Americans would respond to the tax by trying to avoid it and any unnecessary health care spending, the Center concludes. The policy will encourage employers to offer their employees less costly plans and convert the savings produced by the new policies into higher wages or other compensation. As a result, “more than four fifths of the revenue that the government would collect as a result of the excise tax would come from income and payroll tax revenue on the billions of dollars in higher wages and salaries that employees would be paid.” Only $37.8 billion would come from the excise tax itself, the JCT estimates. (Incidentally, only 7.7 percent of tax filing units would be affected by the excise tax in 2013 and 17.6 percent by 2019).
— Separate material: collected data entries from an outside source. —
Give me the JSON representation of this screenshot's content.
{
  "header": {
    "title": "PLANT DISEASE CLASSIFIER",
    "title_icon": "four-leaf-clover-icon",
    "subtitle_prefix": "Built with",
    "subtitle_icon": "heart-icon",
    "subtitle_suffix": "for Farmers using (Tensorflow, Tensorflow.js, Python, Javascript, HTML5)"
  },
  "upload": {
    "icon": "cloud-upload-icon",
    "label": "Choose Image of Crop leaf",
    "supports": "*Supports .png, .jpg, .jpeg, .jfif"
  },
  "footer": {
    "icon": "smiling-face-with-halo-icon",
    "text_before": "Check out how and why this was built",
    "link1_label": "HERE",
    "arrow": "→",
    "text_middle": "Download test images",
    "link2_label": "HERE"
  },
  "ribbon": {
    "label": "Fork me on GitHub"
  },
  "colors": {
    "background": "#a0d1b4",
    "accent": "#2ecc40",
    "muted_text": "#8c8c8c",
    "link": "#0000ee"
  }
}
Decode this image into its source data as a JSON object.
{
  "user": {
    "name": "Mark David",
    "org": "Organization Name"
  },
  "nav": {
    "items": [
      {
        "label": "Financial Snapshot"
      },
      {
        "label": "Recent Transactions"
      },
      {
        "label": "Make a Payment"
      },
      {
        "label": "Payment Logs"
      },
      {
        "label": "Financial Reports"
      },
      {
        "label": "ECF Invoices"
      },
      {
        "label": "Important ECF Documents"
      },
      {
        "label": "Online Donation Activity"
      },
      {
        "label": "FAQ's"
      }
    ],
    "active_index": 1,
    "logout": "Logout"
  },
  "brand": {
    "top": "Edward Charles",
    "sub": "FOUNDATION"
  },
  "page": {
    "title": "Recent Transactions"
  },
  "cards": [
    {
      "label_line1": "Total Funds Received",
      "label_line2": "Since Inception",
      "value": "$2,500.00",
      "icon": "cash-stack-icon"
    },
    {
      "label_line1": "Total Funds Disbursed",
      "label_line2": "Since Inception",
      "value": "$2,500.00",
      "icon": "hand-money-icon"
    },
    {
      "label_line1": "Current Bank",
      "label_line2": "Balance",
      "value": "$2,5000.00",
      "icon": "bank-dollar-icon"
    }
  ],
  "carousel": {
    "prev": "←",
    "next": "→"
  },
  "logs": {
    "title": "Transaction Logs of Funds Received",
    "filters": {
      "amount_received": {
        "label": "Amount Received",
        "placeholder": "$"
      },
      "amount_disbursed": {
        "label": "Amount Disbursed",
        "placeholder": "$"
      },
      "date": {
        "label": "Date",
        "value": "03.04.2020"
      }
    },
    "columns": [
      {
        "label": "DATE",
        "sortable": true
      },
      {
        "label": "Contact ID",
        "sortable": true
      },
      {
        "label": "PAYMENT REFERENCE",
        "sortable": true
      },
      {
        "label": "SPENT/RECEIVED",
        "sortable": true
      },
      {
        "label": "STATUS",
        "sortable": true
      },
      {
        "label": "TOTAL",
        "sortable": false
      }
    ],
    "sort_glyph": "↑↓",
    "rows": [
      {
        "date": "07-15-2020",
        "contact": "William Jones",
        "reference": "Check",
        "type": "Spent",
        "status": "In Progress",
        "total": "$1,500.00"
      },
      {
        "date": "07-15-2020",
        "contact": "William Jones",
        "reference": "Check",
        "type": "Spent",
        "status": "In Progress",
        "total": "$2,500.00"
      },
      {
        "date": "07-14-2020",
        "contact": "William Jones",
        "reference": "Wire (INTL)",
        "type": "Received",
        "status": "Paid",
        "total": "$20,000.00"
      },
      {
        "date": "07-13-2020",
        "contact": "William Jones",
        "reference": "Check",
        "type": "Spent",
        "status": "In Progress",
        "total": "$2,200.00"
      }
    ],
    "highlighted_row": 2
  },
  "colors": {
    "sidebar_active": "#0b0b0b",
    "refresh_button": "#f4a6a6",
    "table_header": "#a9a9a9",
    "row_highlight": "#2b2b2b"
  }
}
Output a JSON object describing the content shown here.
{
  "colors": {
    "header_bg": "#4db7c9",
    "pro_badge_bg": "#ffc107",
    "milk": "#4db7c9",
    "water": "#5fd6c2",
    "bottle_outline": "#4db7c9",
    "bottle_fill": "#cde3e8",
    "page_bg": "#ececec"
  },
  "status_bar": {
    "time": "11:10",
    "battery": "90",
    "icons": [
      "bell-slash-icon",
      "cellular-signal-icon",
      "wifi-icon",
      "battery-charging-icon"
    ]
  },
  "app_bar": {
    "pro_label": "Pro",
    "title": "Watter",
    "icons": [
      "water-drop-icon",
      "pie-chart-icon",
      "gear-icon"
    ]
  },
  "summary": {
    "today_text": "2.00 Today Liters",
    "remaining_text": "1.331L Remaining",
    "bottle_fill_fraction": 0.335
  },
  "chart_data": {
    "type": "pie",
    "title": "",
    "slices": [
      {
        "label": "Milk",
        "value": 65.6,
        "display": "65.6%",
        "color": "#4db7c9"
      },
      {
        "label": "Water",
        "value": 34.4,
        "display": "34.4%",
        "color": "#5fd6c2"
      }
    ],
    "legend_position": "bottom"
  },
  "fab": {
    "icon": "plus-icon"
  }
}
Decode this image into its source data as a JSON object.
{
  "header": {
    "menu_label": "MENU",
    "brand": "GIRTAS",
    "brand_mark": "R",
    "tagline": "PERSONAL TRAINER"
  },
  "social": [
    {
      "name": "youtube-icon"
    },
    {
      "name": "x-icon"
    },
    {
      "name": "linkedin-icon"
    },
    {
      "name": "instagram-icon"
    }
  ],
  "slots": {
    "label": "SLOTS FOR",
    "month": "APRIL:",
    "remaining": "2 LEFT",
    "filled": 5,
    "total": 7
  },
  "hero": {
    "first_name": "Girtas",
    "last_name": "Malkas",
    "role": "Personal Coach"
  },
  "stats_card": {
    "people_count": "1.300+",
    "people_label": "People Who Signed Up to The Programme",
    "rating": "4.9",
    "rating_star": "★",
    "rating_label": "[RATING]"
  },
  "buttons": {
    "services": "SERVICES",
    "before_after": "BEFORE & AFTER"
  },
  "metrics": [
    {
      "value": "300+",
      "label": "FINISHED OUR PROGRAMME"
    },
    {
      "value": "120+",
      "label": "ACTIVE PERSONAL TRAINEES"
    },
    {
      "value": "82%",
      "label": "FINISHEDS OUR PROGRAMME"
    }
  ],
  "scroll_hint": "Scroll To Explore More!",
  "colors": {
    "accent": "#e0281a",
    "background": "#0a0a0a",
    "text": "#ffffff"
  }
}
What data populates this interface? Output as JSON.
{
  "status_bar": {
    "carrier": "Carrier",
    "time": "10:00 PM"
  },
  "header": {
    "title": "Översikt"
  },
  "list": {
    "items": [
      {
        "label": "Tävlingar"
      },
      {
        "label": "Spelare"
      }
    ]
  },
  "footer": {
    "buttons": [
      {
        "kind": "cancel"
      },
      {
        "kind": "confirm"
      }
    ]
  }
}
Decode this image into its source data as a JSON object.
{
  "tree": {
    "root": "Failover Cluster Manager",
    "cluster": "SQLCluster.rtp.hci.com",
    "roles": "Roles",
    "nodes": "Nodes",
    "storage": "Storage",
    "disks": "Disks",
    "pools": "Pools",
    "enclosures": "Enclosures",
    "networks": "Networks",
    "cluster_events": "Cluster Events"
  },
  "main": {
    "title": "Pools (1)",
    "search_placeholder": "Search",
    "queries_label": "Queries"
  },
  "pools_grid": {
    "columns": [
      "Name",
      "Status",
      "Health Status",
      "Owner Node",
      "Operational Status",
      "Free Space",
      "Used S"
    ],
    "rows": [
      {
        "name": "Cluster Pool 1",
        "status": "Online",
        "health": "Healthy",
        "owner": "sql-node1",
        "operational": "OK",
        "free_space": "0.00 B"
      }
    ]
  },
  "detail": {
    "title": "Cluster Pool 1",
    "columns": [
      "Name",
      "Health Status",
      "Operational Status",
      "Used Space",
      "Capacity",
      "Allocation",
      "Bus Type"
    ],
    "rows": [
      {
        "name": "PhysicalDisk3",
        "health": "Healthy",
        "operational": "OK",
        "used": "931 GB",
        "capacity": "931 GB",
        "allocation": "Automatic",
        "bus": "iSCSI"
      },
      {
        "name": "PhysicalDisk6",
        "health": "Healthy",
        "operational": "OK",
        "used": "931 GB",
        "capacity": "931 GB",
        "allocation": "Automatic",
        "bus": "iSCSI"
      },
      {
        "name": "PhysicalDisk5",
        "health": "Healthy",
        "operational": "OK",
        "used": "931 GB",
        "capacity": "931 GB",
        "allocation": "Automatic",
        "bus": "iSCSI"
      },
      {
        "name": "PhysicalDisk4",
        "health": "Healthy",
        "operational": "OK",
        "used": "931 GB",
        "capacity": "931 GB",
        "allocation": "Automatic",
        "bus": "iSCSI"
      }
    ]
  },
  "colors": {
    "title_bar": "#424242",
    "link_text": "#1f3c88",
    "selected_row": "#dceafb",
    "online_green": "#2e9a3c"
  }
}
In other words, the Finance Committee provision goes a long way towards micro targeting the tax towards truly exorbitant policies. As the report points out, “the high-cost insurance plans that the tax would affect generally offer unusually generous benefits that are not available to most Americans. The executive medical and dental program at Goldman Sachs, one of the nation’s largest banks, has become the poster child for lavish health insurance plans. Goldman’s top executives participate in a medical and dental plan that costs $40,543 a year for each participant’s family — three times the national average, according to the New York Times.”

All of this is based on the theory that businesses will change their behavior and offer their employees less substantive policies — plans with higher deductibles and co payments — which will be partially offset by the new higher wages. Progressives can’t be thrilled with this result (after all, they would prefer to reduce the rate of growth by focusing on delivery reforms), but they’re happy to see the extra dollars go into financing health care reform.